Uber’s revenue growth slowed and costs rose in the final three months of 2018, as the ride-hailing company spent money on price wars around the world and invested in new businesses ahead of a planned initial public offering.
Net revenue rose 24 per cent from the same period a year earlier, to $3.02bn. But the annual growth rate decelerated every quarter of 2018, from 70 per cent in the first quarter to 63 per cent in the second and 38 per cent in the third.
Uber’s overall gross bookings — the total amount it takes in before paying drivers and funding promotions, refunds, and government taxes and fees — rose 37 per cent from the last quarter of 2017, to a record $14.2bn, but at a slower rate than 49 per cent in the second and third quarters. The yearly comparison excludes south-east Asia and Russia, two markets that Uber exited in 2018. Compared with the third quarter, bookings were up 11 per cent.
The slowing revenue growth reflects a lower “take rate” — the amount the company keeps from fares after paying drivers and couriers — as the company cut prices in markets including Brazil, France, India and the Middle East, but continued to pay drivers the same amount. Uber and its rivals subsidise heavily to win customers and drivers to their apps.
As Uber prepares for an initial public offering this year, investors are watching to see what its long-term growth trajectory will be. Chief executive Dara Khosrowshahi has said he does not want to get to profitability too quickly, opting instead to invest in other growth areas from food delivery and freight booking to autonomous driving that could help Uber become “the Amazon of transportation”.
Using generally accepted accounting principles, Uber’s net losses narrowed to $865m in the fourth quarter, compared with $1.1bn a year ago and $1.07bn in the third quarter, thanks to a $398m reduction in the company’s provision for income taxes.
But on an adjusted basis, Uber’s loss before income, taxes, depreciation and amortisation surged 88 per cent from a year ago, and 60 per cent from the prior quarter, to $842m, reflecting rising costs from competition in ride-hailing and food delivery, as well as investments in bikes, scooters, and freight, and autonomous research.
Operating expenses rose 12 per cent to $2.38bn from a year ago, due to higher spending on sales and marketing, research and development and operations and support.
Food delivery has become a particularly heated market, thanks to rivals such as DoorDash, which has been increasing its market share in the US. Both DoorDash and Uber have received big cash injections from SoftBank’s $97bn Vision Fund.

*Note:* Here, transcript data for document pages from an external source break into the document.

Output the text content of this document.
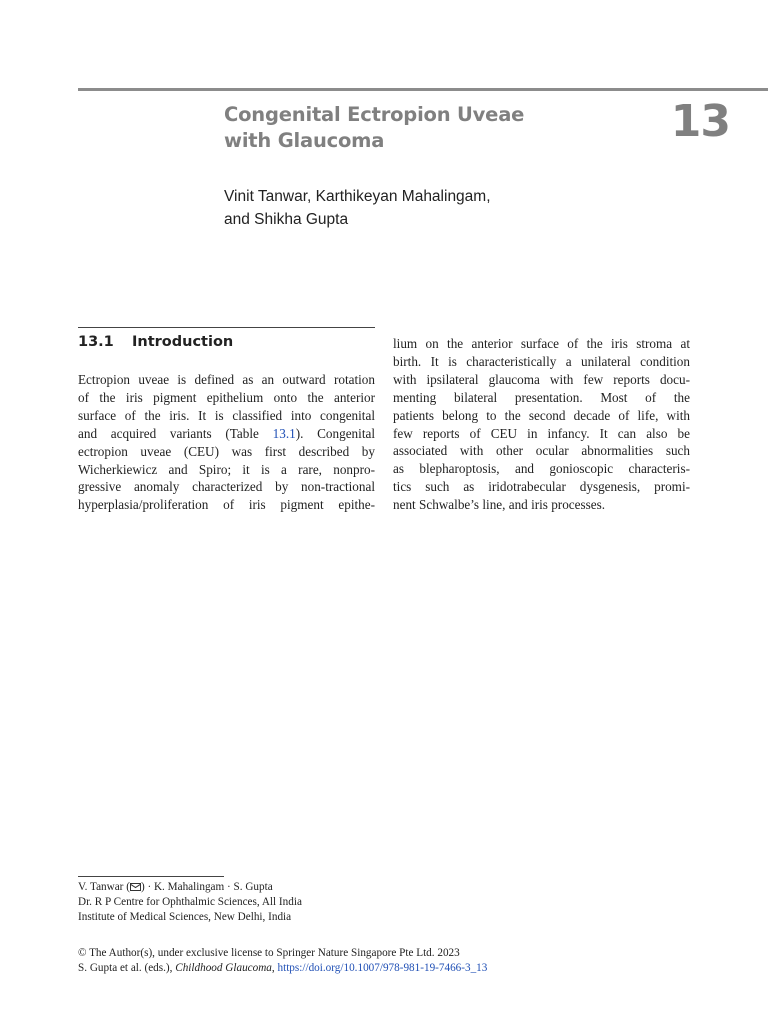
Congenital Ectropion Uveae
with Glaucoma	13
Vinit Tanwar, Karthikeyan Mahalingam,
and Shikha Gupta
13.1 Introduction
Ectropion uveae is defined as an outward rotation
of the iris pigment epithelium onto the anterior
surface of the iris. It is classified into congenital
and acquired variants (Table 13.1). Congenital
ectropion uveae (CEU) was first described by
Wicherkiewicz and Spiro; it is a rare, nonpro-
gressive anomaly characterized by non-tractional
hyperplasia/proliferation of iris pigment epithe-
lium on the anterior surface of the iris stroma at
birth. It is characteristically a unilateral condition
with ipsilateral glaucoma with few reports docu-
menting bilateral presentation. Most of the
patients belong to the second decade of life, with
few reports of CEU in infancy. It can also be
associated with other ocular abnormalities such
as blepharoptosis, and gonioscopic characteris-
tics such as iridotrabecular dysgenesis, promi-
nent Schwalbe’s line, and iris processes.
V. Tanwar ( ) · K. Mahalingam · S. Gupta
Dr. R P Centre for Ophthalmic Sciences, All India
Institute of Medical Sciences, New Delhi, India
© The Author(s), under exclusive license to Springer Nature Singapore Pte Ltd. 2023
S. Gupta et al. (eds.), Childhood Glaucoma, https://doi.org/10.1007/978-981-19-7466-3_13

Uber Eats is on track to reach $10bn in gross bookings this year, up from $6bn in 2018. An Uber executive told investors on a conference call on Thursday that run rate made Eats alone bigger on a gross bookings basis than Lyft, Uber’s US ride-hailing rival.
For the full year of 2018, Uber’s net revenue rose 43 per cent, to $11.3bn, and gross bookings rose 45 per cent to $50bn, excluding south-east Asia and Russia.
GAAP net losses totalled $368m, down from $4.5bn in 2017. The adjusted ebitda loss decreased to $1.8bn in 2018 from $2.2bn the previous year.
Uber told investors its rides, Eats and Freight businesses all had positive contribution margins in 2018 — a profitability measure reflecting the proportion of revenue available to cover fixed costs.
“Last year was our strongest yet, and Q4 set another record for engagement on our platform, said chief financial officer Nelson Chai in a statement.
The company had $8.22bn in cash as of December 31, up from $6.55bn at the end of the previous quarter, thanks to the proceeds of its $2bn bond sale in October and a $500m investment deal with Toyota struck in August.
Uber filed confidential paperwork for a public listing with the SEC in December, as did rival Lyft. The US government shutdown in January put a halt on responses from the agency, but both companies have begun to hear back about their filings now that the government has reopened, according to people familiar with the matter.
Bankers have advised Uber it could see a valuation above $100bn in its IPO, which is expected later this year. Lyft, which is expected to debut as soon as March or April, was valued at $15bn in its last private funding last year.